A popular tool for biostatisticians to analyse microarray data is the free statistical software package R/Bioconductor. However, R is inherently sequential and cannot be easily or efficiently used on HPC platforms without substantial modifications to the R code. SPRINT provides a Simple Parallel R INTerface to HPC allowing the biological researchers to reap the benefits of HPC while hiding the complexity of programming for HPC.
- Parallelisation of specific R functions using the SPRINT framework
- Test parallelised R function within genomics scenario
SPRINT has two main components, an intelligent HPC harness and a library of parallelized R functions. The purpose of this project is to add significant functionality to SPRINT by parallelizing specific R functions to be used in the analysis of gene expression and genotyping data.

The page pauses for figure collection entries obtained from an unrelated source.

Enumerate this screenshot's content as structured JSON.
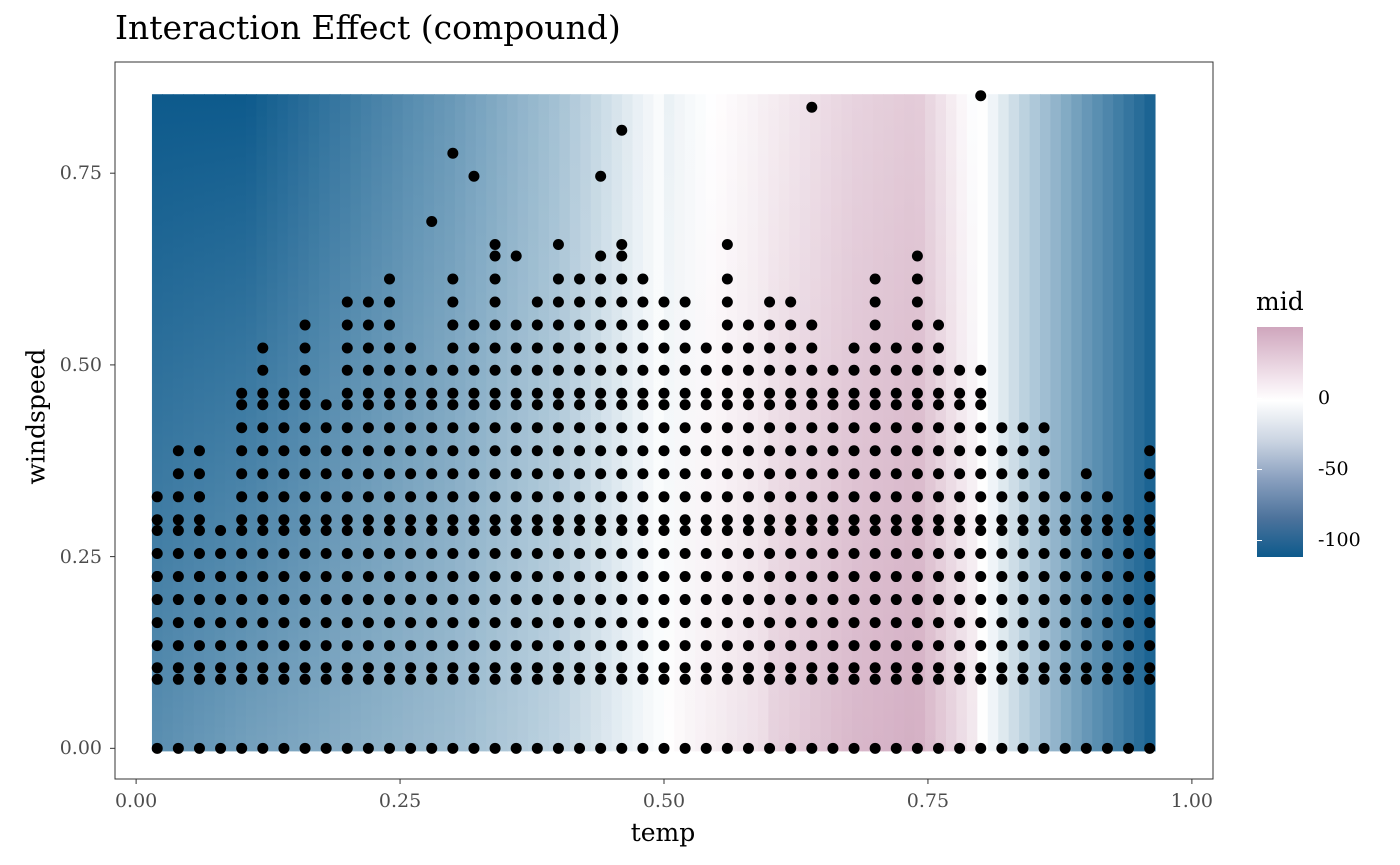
{
  "chart_data": {
    "type": "heatmap",
    "title": "Interaction Effect (compound)",
    "xlabel": "temp",
    "ylabel": "windspeed",
    "xlim": [
      -0.02,
      1.02
    ],
    "ylim": [
      -0.04,
      0.895
    ],
    "x_ticks": [
      "0.00",
      "0.25",
      "0.50",
      "0.75",
      "1.00"
    ],
    "y_ticks": [
      "0.00",
      "0.25",
      "0.50",
      "0.75"
    ],
    "heatmap_extent": {
      "x": [
        0.015,
        0.965
      ],
      "y": [
        -0.004,
        0.853
      ]
    },
    "heatmap_profile": [
      {
        "temp": 0.02,
        "mid": -100
      },
      {
        "temp": 0.1,
        "mid": -85
      },
      {
        "temp": 0.2,
        "mid": -70
      },
      {
        "temp": 0.3,
        "mid": -55
      },
      {
        "temp": 0.4,
        "mid": -35
      },
      {
        "temp": 0.47,
        "mid": -10
      },
      {
        "temp": 0.52,
        "mid": 5
      },
      {
        "temp": 0.6,
        "mid": 20
      },
      {
        "temp": 0.68,
        "mid": 35
      },
      {
        "temp": 0.74,
        "mid": 40
      },
      {
        "temp": 0.79,
        "mid": 10
      },
      {
        "temp": 0.84,
        "mid": -30
      },
      {
        "temp": 0.9,
        "mid": -70
      },
      {
        "temp": 0.96,
        "mid": -105
      }
    ],
    "legend": {
      "title": "mid",
      "labels": [
        "0",
        "-50",
        "-100"
      ],
      "values": [
        0,
        -50,
        -100
      ],
      "range": [
        -112,
        50
      ],
      "colors": {
        "high": "#cfa6bd",
        "mid": "#ffffff",
        "low": "#0d5a8c"
      }
    },
    "points": {
      "color": "#000000",
      "x": [
        0.02,
        0.04,
        0.06,
        0.08,
        0.1,
        0.12,
        0.14,
        0.16,
        0.18,
        0.2,
        0.22,
        0.24,
        0.26,
        0.28,
        0.3,
        0.32,
        0.34,
        0.36,
        0.38,
        0.4,
        0.42,
        0.44,
        0.46,
        0.48,
        0.5,
        0.52,
        0.54,
        0.56,
        0.58,
        0.6,
        0.62,
        0.64,
        0.66,
        0.68,
        0.7,
        0.72,
        0.74,
        0.76,
        0.78,
        0.8,
        0.82,
        0.84,
        0.86,
        0.88,
        0.9,
        0.92,
        0.94,
        0.96
      ],
      "y_values": [
        0.0,
        0.09,
        0.105,
        0.134,
        0.164,
        0.194,
        0.224,
        0.254,
        0.284,
        0.298,
        0.328,
        0.358,
        0.388,
        0.418,
        0.448,
        0.463,
        0.493,
        0.522,
        0.552,
        0.582,
        0.612,
        0.642
      ],
      "y_max": [
        0.328,
        0.388,
        0.388,
        0.284,
        0.463,
        0.522,
        0.463,
        0.552,
        0.448,
        0.582,
        0.582,
        0.612,
        0.522,
        0.493,
        0.612,
        0.552,
        0.642,
        0.552,
        0.582,
        0.612,
        0.612,
        0.642,
        0.642,
        0.612,
        0.582,
        0.582,
        0.522,
        0.612,
        0.552,
        0.582,
        0.582,
        0.552,
        0.493,
        0.522,
        0.612,
        0.522,
        0.642,
        0.552,
        0.493,
        0.493,
        0.418,
        0.418,
        0.418,
        0.328,
        0.358,
        0.328,
        0.298,
        0.388
      ],
      "extra": [
        [
          0.28,
          0.687
        ],
        [
          0.3,
          0.776
        ],
        [
          0.32,
          0.746
        ],
        [
          0.34,
          0.657
        ],
        [
          0.36,
          0.642
        ],
        [
          0.4,
          0.657
        ],
        [
          0.44,
          0.746
        ],
        [
          0.46,
          0.806
        ],
        [
          0.46,
          0.657
        ],
        [
          0.56,
          0.657
        ],
        [
          0.64,
          0.836
        ],
        [
          0.8,
          0.851
        ],
        [
          0.02,
          0.224
        ],
        [
          0.06,
          0.224
        ],
        [
          0.06,
          0.328
        ],
        [
          0.96,
          0.224
        ],
        [
          0.96,
          0.254
        ]
      ]
    }
  }
}
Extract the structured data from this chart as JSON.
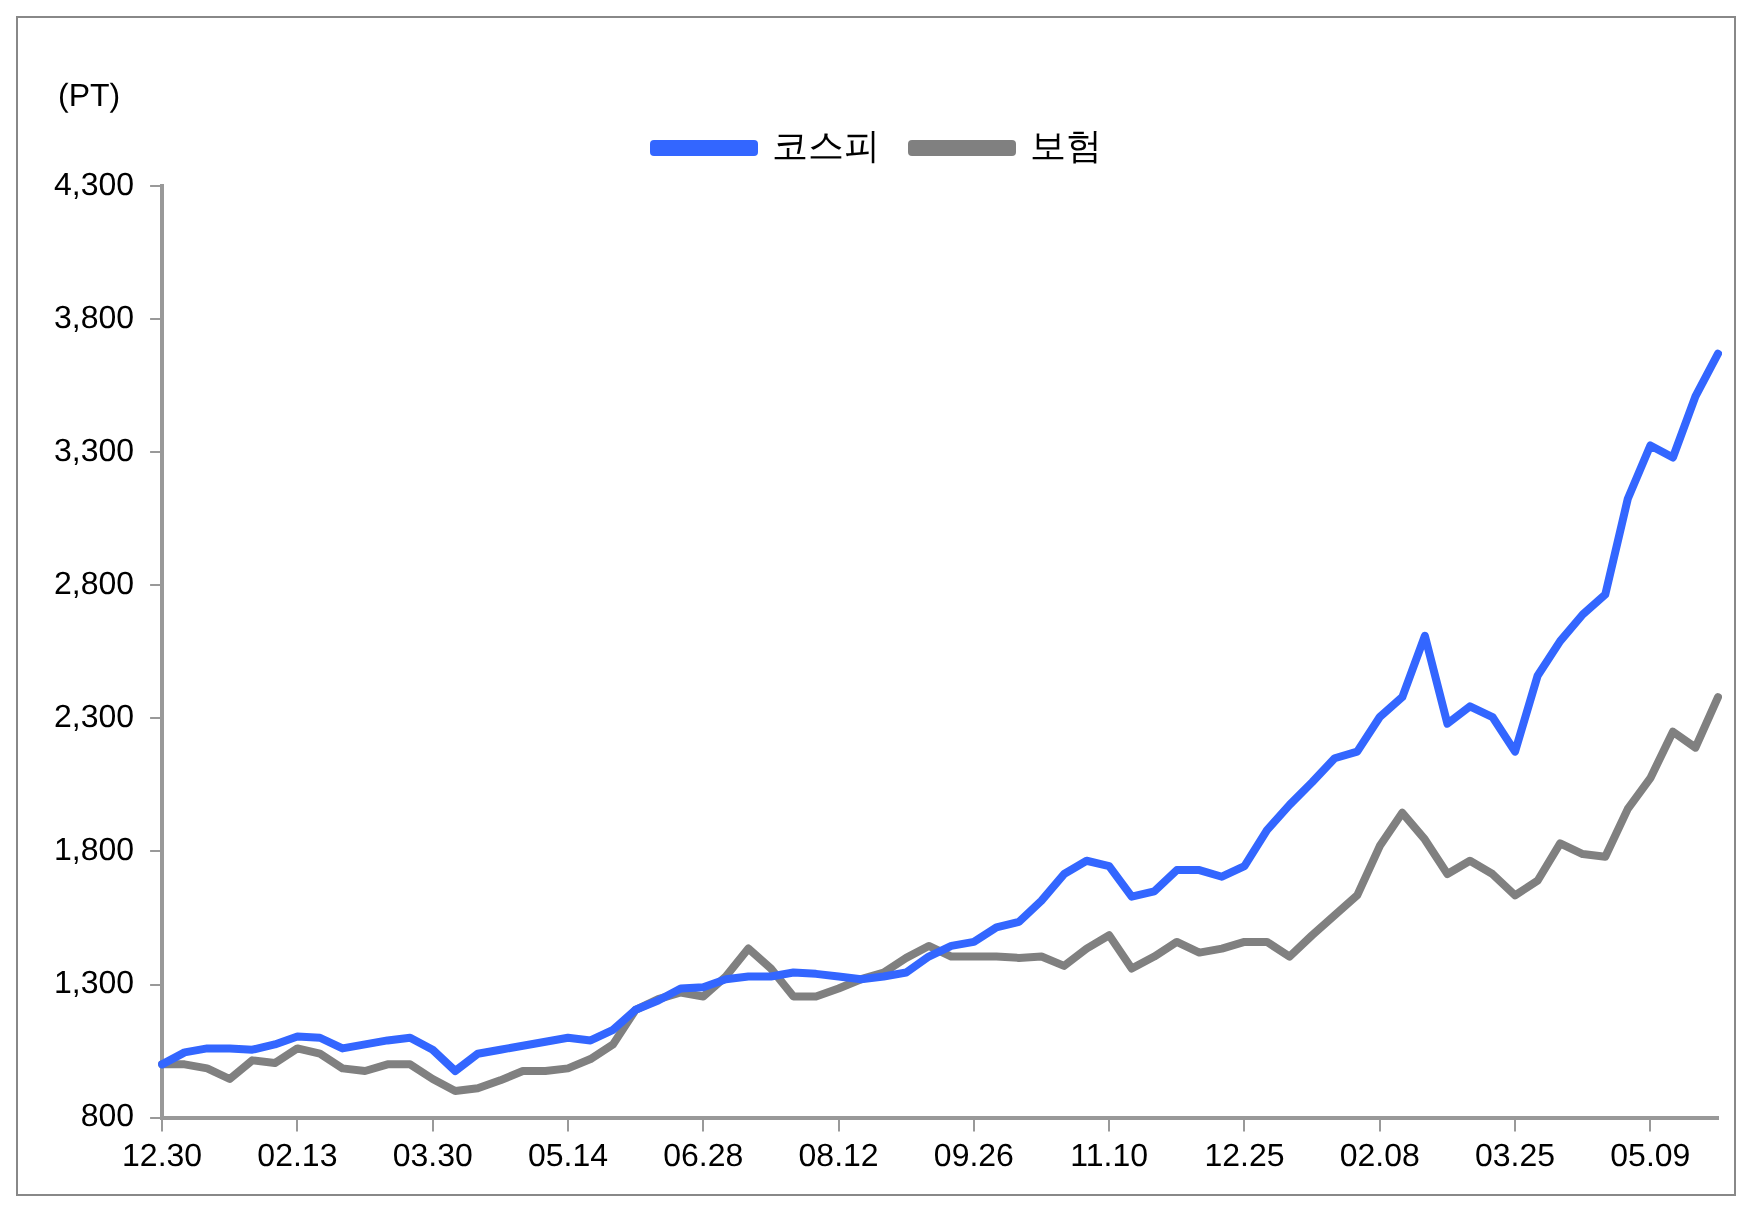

The development work is to be carried out in C and MPI on NESS and tested and benchmarked on Eddie and/or HECToR. The student(s) will work closely with SPRINT team at EPCC and DPM.
Essential: C, parallel programming, MPI
Advantage but non essential: R, statistical programming
Benefit to the Student
The student will:
- contribute to an ongoing research programme developing open source software;
- develop software for HPC clusters;
- gain an understanding of statistical methods used in the analysis of post- genomic high-throughput biological data;
- use general statistical tools such as R and Bioconductor.